Si existe una nota característica de nuestra práctica religiosa y de piedad,
ésta es la sinceridad del corazón, en contraposición al fingimiento. Por eso en el evangelio que hoy nos propone la liturgia, el Señor muestra la oposición entre estos dos tipos de religiosidad: la de los escribas y la de la viuda.
En primer lugar, las exteriorizaciones religiosas de los escribas y fariseos
sobreactúan la piedad al desear el halago de los hombres, inclusive beneficios materiales: se buscaban a sí mismos pero Dios, en el fondo, no ocupaba el centro de sus corazones y sus acciones estaban motivadas sólo por aparentar. En cambio, notamos en la viuda una actitud contraria con el hecho de dar una moneda cuyo valor era el más pequeño en esa forma de economía: su minúsculo don es MAYOR que el de los demás, porque tiene carácter de entrega existencial a Dios, en cuyas manos providentes se abandona, por lo que los discípulos deben valorar a los que no cuentan según la mirada de los hombres.
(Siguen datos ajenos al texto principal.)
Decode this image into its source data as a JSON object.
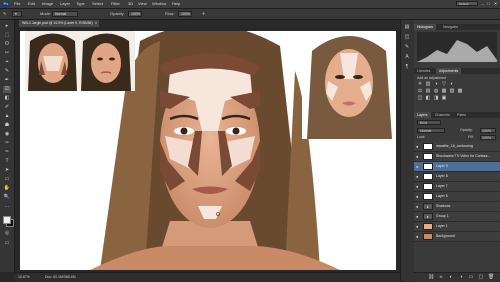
{
  "app": {
    "logo": "Ps"
  },
  "menu": [
    "File",
    "Edit",
    "Image",
    "Layer",
    "Type",
    "Select",
    "Filter",
    "3D",
    "View",
    "Window",
    "Help"
  ],
  "workspace": "Default",
  "window_controls": [
    "–",
    "□",
    "✕"
  ],
  "options": {
    "mode_label": "Mode:",
    "mode_value": "Normal",
    "opacity_label": "Opacity:",
    "opacity_value": "100%",
    "flow_label": "Flow:",
    "flow_value": "100%"
  },
  "document": {
    "tab_title": "Will-4 Jargin.psd @ 16.5% (Laser 9, RGB/8#)",
    "close": "×"
  },
  "status": {
    "zoom": "16.67%",
    "doc": "Doc: 60.1M/365.4M"
  },
  "panels": {
    "top_tabs": [
      "Histogram",
      "Navigator"
    ],
    "adj_tabs": [
      "Libraries",
      "Adjustments"
    ],
    "adj_title": "Add an adjustment",
    "adj_icons": [
      "☀",
      "▥",
      "◑",
      "▽",
      "◐",
      "⚖",
      "▤",
      "◍",
      "▦",
      "▨",
      "▩",
      "◫",
      "◧",
      "◨",
      "▣"
    ],
    "layer_tabs": [
      "Layers",
      "Channels",
      "Paths"
    ],
    "layer_kind": "Kind",
    "blend_mode": "Normal",
    "layer_opacity_label": "Opacity:",
    "layer_opacity": "100%",
    "lock_label": "Lock:",
    "fill_label": "Fill:",
    "fill_value": "100%",
    "layers": [
      {
        "name": "marathe_16_contouring",
        "visible": "👁",
        "active": false
      },
      {
        "name": "Shockwave TV Video for Contour...",
        "visible": "👁",
        "active": false
      },
      {
        "name": "Layer 9",
        "visible": "👁",
        "active": true
      },
      {
        "name": "Layer 8",
        "visible": "👁",
        "active": false
      },
      {
        "name": "Layer 7",
        "visible": "👁",
        "active": false
      },
      {
        "name": "Layer 6",
        "visible": "👁",
        "active": false
      },
      {
        "name": "Shadows",
        "visible": "👁",
        "active": false
      },
      {
        "name": "Group 1",
        "visible": "👁",
        "active": false
      },
      {
        "name": "Layer 1",
        "visible": "👁",
        "active": false
      },
      {
        "name": "Background",
        "visible": "👁",
        "active": false
      }
    ],
    "bottom_icons": [
      "⛓",
      "fx",
      "◐",
      "◑",
      "▭",
      "▢",
      "🗑"
    ]
  },
  "tools": [
    "▸",
    "⬚",
    "ʘ",
    "✂",
    "⌖",
    "✎",
    "✒",
    "⎚",
    "◧",
    "✐",
    "▲",
    "☗",
    "◉",
    "✑",
    "T",
    "➤",
    "▭",
    "✋",
    "🔍",
    "…"
  ],
  "colors": {
    "accent": "#4e6e95",
    "skin": "#e4ad8d",
    "contour": "#7a4a35",
    "highlight": "#f6e6dc",
    "hair": "#6a4a2e"
  }
}
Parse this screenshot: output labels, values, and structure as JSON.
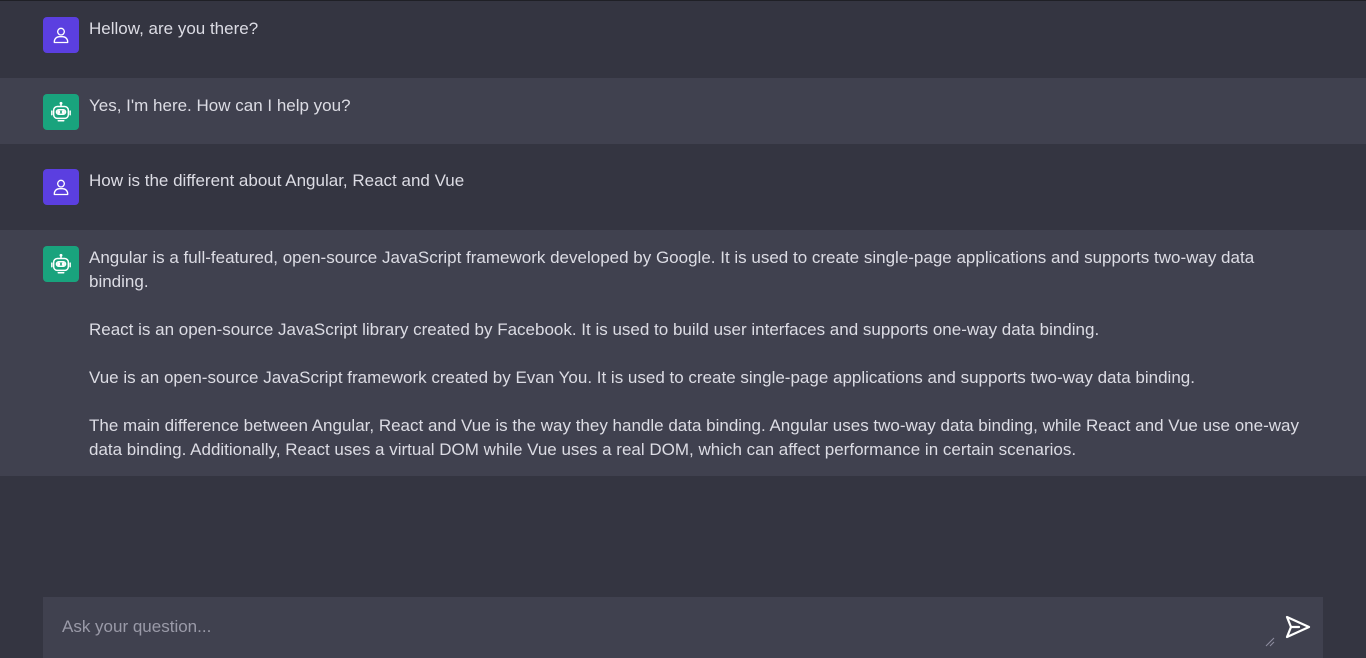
{
  "messages": [
    {
      "role": "user",
      "icon": "user-icon",
      "paragraphs": [
        "Hellow, are you there?"
      ]
    },
    {
      "role": "bot",
      "icon": "robot-icon",
      "paragraphs": [
        " Yes, I'm here. How can I help you?"
      ]
    },
    {
      "role": "user",
      "icon": "user-icon",
      "paragraphs": [
        "How is the different about Angular, React and Vue"
      ]
    },
    {
      "role": "bot",
      "icon": "robot-icon",
      "paragraphs": [
        " Angular is a full-featured, open-source JavaScript framework developed by Google. It is used to create single-page applications and supports two-way data binding.",
        "React is an open-source JavaScript library created by Facebook. It is used to build user interfaces and supports one-way data binding.",
        "Vue is an open-source JavaScript framework created by Evan You. It is used to create single-page applications and supports two-way data binding.",
        "The main difference between Angular, React and Vue is the way they handle data binding. Angular uses two-way data binding, while React and Vue use one-way data binding. Additionally, React uses a virtual DOM while Vue uses a real DOM, which can affect performance in certain scenarios."
      ]
    }
  ],
  "input": {
    "placeholder": "Ask your question...",
    "value": ""
  },
  "send": {
    "icon": "send-icon"
  },
  "colors": {
    "background": "#343541",
    "bot_row": "#40414f",
    "user_avatar": "#5b3fe0",
    "bot_avatar": "#19a37d",
    "text": "#dcdce4"
  }
}
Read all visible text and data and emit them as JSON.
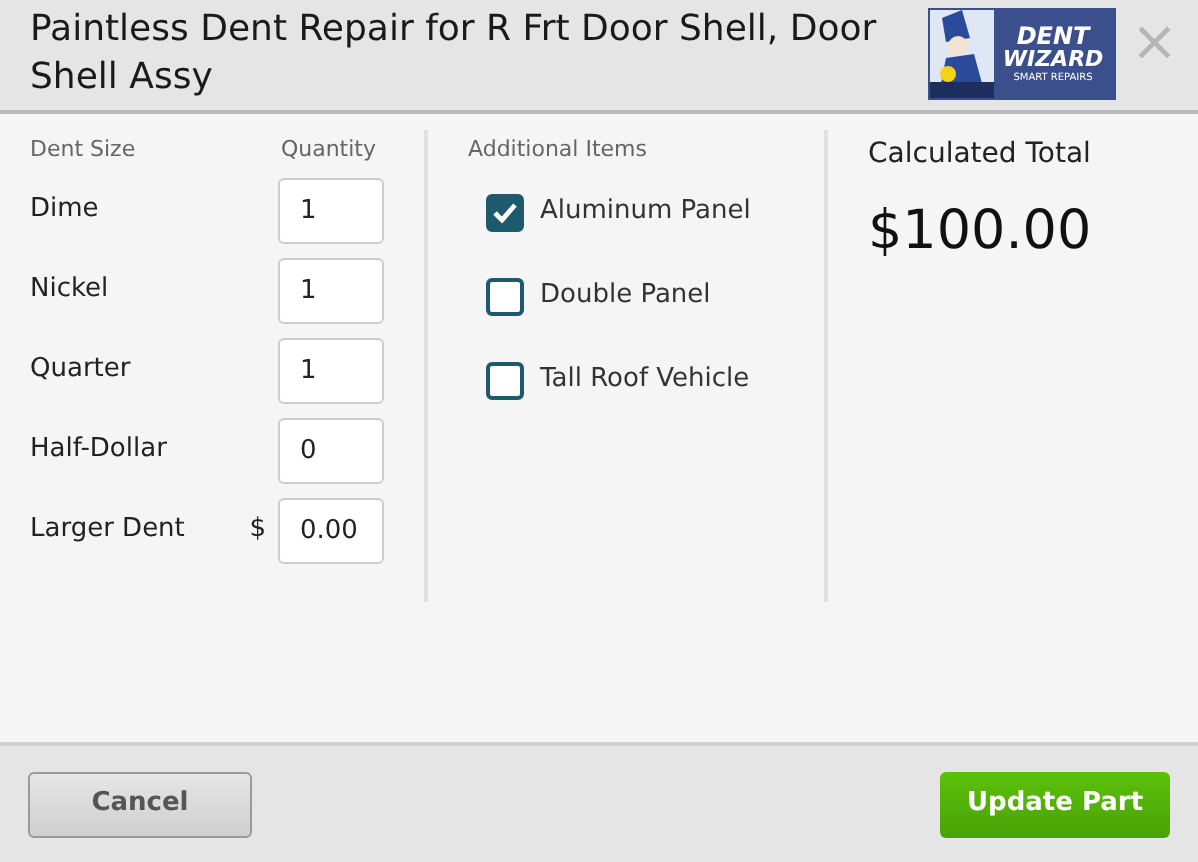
{
  "dialog": {
    "title": "Paintless Dent Repair for R Frt Door Shell, Door Shell Assy",
    "close": "×"
  },
  "logo": {
    "line_1": "DENT",
    "line_2": "WIZARD",
    "tagline": "SMART REPAIRS"
  },
  "dent_table": {
    "columns": [
      "Dent Size",
      "Quantity"
    ],
    "rows": [
      {
        "label": "Dime",
        "value": "1"
      },
      {
        "label": "Nickel",
        "value": "1"
      },
      {
        "label": "Quarter",
        "value": "1"
      },
      {
        "label": "Half-Dollar",
        "value": "0"
      },
      {
        "label": "Larger Dent",
        "prefix": "$",
        "value": "0.00"
      }
    ]
  },
  "additional_items": {
    "heading": "Additional Items",
    "items": [
      {
        "label": "Aluminum Panel",
        "checked": true
      },
      {
        "label": "Double Panel",
        "checked": false
      },
      {
        "label": "Tall Roof Vehicle",
        "checked": false
      }
    ]
  },
  "total": {
    "label": "Calculated Total",
    "value": "$100.00"
  },
  "buttons": {
    "cancel": "Cancel",
    "submit": "Update Part"
  }
}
Sin embargo, el molelo acabado de donación lo debemos encontrar en
nuestro Señor como nos lo describe san Pablo: “Ya conocéis la generosidad de nuestro Señor Jesucristo, el cual siendo rico, se hizo pobre por vosotros para enriqueceros con su pobreza” (2Cor 8,9). De este modo el cristianismo se hace operante en el mundo al imitar al Divino Maestro, que siendo Dios se hizo hombre para divinizarnos y otorgarnos los bienes eternos: los creyentes en Jesús, siendo pobres, podemos enrequecer a muchos.